Jeon Eun Som, Choi Hongjun, Shukla Ankita, Wang Yuan, Buman Matthew P, Turaga Pavan
Geometric Media Lab, School of Arts, Media and Engineering and School of Electrical, Computer and Energy Engineering, Arizona State University, Tempe, AZ 85281 USA.
Department of Epidemiology and Biostatistics, University of South Carolina, Columbia, SC 29208 USA.
Conf Rec Asilomar Conf Signals Syst Comput. 2022 Oct-Nov;2022:837-842. doi: 10.1109/ieeeconf56349.2022.10052019. Epub 2023 Mar 7.
Converting wearable sensor data to actionable health insights has witnessed large interest in recent years. Deep learning methods have been utilized in and have achieved a lot of successes in various applications involving wearables fields. However, wearable sensor data has unique issues related to sensitivity and variability between subjects, and dependency on sampling-rate for analysis. To mitigate these issues, a different type of analysis using topological data analysis has shown promise as well. Topological data analysis (TDA) captures robust features, such as persistence images (PI), in complex data through the persistent homology algorithm, which holds the promise of boosting machine learning performance. However, because of the computational load required by TDA methods for large-scale data, integration and implementation has lagged behind. Further, many applications involving wearables require models to be compact enough to allow deployment on edge-devices. In this context, knowledge distillation (KD) has been widely applied to generate a small model (student model), using a pre-trained high-capacity network (teacher model). In this paper, we propose a new KD strategy using two teacher models - one that uses the raw time-series and another that uses persistence images from the time-series. These two teachers then train a student using KD. In essence, the student learns from heterogeneous teachers providing different knowledge. To consider different properties in features from teachers, we apply an annealing strategy and adaptive temperature in KD. Finally, a robust student model is distilled, which utilizes the time series data only. We find that incorporation of persistence features via second teacher leads to significantly improved performance. This approach provides a unique way of fusing deep-learning with topological features to develop effective models.

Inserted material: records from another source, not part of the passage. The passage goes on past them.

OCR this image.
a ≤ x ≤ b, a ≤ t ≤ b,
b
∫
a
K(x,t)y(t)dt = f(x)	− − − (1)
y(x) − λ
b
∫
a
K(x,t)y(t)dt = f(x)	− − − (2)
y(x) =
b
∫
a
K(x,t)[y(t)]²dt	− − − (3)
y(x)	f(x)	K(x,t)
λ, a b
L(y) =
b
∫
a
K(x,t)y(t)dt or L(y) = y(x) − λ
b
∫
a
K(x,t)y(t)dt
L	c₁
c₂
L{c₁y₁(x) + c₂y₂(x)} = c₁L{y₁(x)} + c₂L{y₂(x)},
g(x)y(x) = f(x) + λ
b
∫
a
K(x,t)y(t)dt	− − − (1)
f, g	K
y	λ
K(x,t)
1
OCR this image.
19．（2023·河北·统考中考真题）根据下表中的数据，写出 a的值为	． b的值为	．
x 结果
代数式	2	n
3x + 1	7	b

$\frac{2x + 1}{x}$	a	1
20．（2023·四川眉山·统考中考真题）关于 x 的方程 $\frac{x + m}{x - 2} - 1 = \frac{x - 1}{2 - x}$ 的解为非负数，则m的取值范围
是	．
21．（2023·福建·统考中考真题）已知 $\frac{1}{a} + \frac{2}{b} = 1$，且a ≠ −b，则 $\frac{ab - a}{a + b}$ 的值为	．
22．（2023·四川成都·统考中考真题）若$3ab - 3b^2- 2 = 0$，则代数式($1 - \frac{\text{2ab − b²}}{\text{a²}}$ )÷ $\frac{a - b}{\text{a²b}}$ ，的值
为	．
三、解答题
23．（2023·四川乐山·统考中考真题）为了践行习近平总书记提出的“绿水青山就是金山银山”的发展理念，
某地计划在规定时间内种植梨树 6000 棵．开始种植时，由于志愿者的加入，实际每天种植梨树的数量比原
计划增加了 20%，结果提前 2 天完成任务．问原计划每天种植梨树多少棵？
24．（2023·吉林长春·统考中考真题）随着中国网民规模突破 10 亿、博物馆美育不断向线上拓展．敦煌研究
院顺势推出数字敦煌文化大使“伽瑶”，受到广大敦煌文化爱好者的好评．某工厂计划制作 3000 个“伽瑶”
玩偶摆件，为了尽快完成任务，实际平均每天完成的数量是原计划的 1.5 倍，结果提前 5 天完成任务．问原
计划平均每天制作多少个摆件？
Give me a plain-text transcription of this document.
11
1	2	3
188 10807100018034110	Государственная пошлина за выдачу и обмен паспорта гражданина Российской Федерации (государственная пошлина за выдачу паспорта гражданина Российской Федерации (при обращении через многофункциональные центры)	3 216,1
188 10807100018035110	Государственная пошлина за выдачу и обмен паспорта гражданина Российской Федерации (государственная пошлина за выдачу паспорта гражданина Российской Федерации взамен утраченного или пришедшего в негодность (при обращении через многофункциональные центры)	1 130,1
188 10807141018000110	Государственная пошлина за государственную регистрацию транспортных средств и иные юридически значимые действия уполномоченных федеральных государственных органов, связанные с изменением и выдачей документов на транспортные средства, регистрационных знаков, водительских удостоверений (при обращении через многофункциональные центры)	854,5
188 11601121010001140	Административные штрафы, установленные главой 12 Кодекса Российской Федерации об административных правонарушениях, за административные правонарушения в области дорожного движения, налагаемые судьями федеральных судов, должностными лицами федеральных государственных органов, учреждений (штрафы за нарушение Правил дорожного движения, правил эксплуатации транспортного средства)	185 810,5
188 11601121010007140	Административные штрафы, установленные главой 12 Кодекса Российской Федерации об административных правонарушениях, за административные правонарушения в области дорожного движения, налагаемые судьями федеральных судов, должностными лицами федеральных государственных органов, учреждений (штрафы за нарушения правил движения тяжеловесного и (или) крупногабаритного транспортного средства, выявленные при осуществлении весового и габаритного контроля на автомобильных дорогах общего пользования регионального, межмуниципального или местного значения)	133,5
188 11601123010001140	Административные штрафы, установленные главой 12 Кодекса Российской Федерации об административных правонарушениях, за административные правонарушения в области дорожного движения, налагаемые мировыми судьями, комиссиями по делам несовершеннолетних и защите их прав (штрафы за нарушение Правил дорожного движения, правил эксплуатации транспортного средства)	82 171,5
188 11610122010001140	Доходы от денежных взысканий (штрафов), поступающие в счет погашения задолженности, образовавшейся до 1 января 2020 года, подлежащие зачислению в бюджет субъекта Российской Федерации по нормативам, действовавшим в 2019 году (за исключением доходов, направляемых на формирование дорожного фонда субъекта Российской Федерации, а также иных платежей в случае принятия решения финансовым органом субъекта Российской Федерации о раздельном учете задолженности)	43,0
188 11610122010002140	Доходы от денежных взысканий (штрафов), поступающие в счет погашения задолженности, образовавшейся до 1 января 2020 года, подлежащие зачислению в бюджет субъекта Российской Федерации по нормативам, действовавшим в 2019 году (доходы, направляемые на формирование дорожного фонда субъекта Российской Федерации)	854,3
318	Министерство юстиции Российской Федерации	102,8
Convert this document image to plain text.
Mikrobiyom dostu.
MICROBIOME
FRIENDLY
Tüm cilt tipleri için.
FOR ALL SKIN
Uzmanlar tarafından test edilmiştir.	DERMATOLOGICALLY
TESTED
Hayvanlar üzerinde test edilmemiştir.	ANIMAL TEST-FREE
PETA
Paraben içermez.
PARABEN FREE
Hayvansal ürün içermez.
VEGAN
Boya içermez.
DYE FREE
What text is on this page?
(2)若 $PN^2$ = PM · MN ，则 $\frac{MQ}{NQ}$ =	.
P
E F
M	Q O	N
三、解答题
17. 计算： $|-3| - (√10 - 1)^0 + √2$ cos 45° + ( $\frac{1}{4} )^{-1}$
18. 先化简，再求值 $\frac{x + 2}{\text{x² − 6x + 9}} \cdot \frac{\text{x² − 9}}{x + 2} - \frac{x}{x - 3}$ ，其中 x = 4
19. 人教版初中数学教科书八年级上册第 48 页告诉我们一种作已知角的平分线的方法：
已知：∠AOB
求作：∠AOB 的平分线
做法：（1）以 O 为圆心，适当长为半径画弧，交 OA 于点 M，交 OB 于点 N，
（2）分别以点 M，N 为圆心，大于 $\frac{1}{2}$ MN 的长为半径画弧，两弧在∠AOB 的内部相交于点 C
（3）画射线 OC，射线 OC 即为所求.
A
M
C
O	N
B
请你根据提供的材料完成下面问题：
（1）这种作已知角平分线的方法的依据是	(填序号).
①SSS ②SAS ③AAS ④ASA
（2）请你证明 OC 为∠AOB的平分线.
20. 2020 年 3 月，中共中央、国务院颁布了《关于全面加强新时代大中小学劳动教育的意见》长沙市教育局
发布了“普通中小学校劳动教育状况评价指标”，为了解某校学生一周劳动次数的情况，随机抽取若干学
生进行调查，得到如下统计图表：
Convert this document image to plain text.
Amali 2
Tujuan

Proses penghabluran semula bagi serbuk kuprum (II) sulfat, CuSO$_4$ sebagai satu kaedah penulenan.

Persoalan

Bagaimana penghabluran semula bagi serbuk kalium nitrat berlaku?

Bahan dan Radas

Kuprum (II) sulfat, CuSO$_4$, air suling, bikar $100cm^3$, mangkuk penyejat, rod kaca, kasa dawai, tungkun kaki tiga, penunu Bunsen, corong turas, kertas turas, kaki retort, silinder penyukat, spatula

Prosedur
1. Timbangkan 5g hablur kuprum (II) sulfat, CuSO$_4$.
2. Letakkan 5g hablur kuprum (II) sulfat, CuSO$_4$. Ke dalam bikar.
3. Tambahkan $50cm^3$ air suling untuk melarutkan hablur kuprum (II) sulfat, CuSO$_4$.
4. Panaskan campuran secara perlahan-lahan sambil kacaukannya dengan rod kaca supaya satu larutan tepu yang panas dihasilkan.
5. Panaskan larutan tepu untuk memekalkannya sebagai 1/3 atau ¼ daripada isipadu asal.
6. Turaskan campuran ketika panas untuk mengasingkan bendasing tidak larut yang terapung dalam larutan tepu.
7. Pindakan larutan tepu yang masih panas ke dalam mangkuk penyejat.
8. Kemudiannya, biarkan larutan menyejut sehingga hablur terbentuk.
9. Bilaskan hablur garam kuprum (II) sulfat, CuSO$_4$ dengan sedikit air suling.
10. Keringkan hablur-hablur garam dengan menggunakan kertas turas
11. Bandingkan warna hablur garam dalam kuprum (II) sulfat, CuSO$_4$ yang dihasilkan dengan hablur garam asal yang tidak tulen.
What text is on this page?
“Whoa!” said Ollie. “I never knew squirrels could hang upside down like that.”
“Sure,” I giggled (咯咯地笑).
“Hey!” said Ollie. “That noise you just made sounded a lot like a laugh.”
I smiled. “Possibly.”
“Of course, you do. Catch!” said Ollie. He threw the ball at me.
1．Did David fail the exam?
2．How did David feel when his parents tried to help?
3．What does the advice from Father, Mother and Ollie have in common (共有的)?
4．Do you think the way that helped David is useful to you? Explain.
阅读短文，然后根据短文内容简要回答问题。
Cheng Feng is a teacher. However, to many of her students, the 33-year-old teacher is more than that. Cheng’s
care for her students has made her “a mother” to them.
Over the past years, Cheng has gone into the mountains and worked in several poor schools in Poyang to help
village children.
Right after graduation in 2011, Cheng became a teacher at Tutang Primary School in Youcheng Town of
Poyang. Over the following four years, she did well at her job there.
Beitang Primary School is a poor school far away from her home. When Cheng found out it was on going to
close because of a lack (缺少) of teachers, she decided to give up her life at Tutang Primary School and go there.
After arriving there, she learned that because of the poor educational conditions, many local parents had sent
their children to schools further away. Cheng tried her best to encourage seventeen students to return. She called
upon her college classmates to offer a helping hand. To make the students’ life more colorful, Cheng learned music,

近年来,将可穿戴传感器数据转化为可操作的健康见解引发了广泛关注。深度学习方法已被应用于涉及可穿戴设备领域的各种应用中,并取得了许多成功。然而,可穿戴传感器数据存在与受试者之间的敏感性和变异性相关的独特问题,以及对分析采样率的依赖性。为了缓解这些问题,使用拓扑数据分析的另一种类型的分析也显示出了前景。拓扑数据分析(TDA)通过持久同调算法在复杂数据中捕获稳健特征,如持久图像(PI),这有望提高机器学习性能。然而,由于TDA方法处理大规模数据所需的计算量,其集成和实现滞后。此外,许多涉及可穿戴设备的应用要求模型足够紧凑,以便能够部署在边缘设备上。在这种背景下,知识蒸馏(KD)已被广泛应用于使用预训练的高容量网络(教师模型)生成小型模型(学生模型)。在本文中,我们提出了一种新的KD策略,使用两个教师模型——一个使用原始时间序列,另一个使用时间序列的持久图像。然后,这两个教师使用KD训练一个学生。本质上,学生从提供不同知识的异构教师那里学习。为了考虑教师特征中的不同属性,我们在KD中应用了退火策略和自适应温度。最后,蒸馏出一个稳健的学生模型,该模型仅利用时间序列数据。我们发现,通过第二个教师纳入持久特征可显著提高性能。这种方法提供了一种将深度学习与拓扑特征融合以开发有效模型的独特方式。